The Ontario Drug Policy Research Network did a study between 2003 through 2008. They looked at prescriptions of patients that were between the ages of 15 and 64. These patients were all prescribed high doses of OxyContin and morphine to help relieve the pain of a recovering surgery or back injury. The problem is that these prescriptions at such a high dosage can become addicting even after there ailment, and fatal.

The study also showed that by 2008 about one out of every three patients was prescribed Oxycodone.  This long-acting pain relieving opioid, OxyContin increased sales by 52% between 2003 through 2009. Patients were receiving an extremely high dosage according to the Canadian clinical guidelines. Oxycodone is about 1.5 to 2 times more potent than morphine and 10 to 20 times more potent than codeine. A 2009 research revealed the number of publicly funded prescriptions for OxyContin had tripled from 2003 through 2008.

These patients were divided up into three categories based on the first 90 days of opioid treatment. First you had the category “moderate,” with people in this category receiving an average of 200 mg for oral morphine. Second there was the “high” category, and these patients got an average daily dose of 201mg to 400mg of oral morphine. Then you had the “very high” category, these patients received more than 400mg daily. Or, the patients would receive another type of opioid with the equal potency.

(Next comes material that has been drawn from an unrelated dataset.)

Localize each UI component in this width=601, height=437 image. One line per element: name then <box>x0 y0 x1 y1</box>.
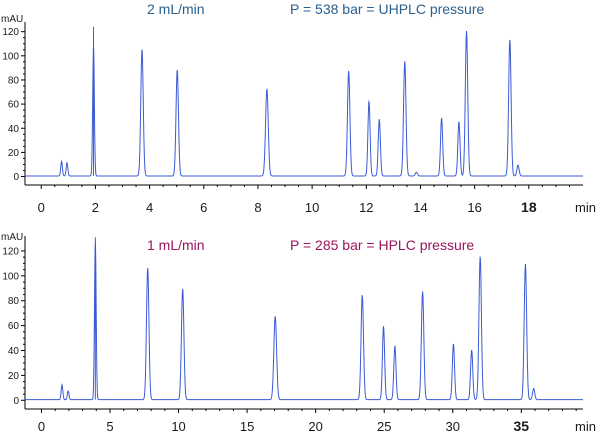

Tara Gomes said that patients that were receiving the high dosage of narcotics were dying about 10 times more often then the general public. Researchers looked at the death records associated with opioid overdose. They found that the patients had a two year mortality rate of about 42 per 1,000 populations.  Among patients prescribed these high doses of opioids in 2004, 19% of deaths within the next two years were medication related. Research found that most of the deaths happened at around the age of 42, this is a very young age to die.

The office of the Chief Coroner for Ontario classified 302 deaths that were opioid related and confirmed the 45 of those deaths were suicide. Tara Gomes thinks that there are a number of factors that are involved in the increase of opioid prescription. She believes that physicians are becoming more comfortable with prescribing the medication. When the doctors do not properly understand the risk of the drug they are prescribing. There is also a heavy demand in marketing from the pharmaceutical companies to push these narcotics. But Gomes’s main concern is patients who shop around for multiple prescriptions, or a practice known as Multi-doctoring.

In November of 2009, Ontario passed a legislation to diminish prescription drug abuse. Ontario is working on a network of electronic records to show the history of the patients that are getting the prescription drugs. Allowing physicians to see the other doctors and pharmacies the patient has seen for painkillers. This allows them to monitor under public and private drug plans. The network is supposed to be fully functioning later this year.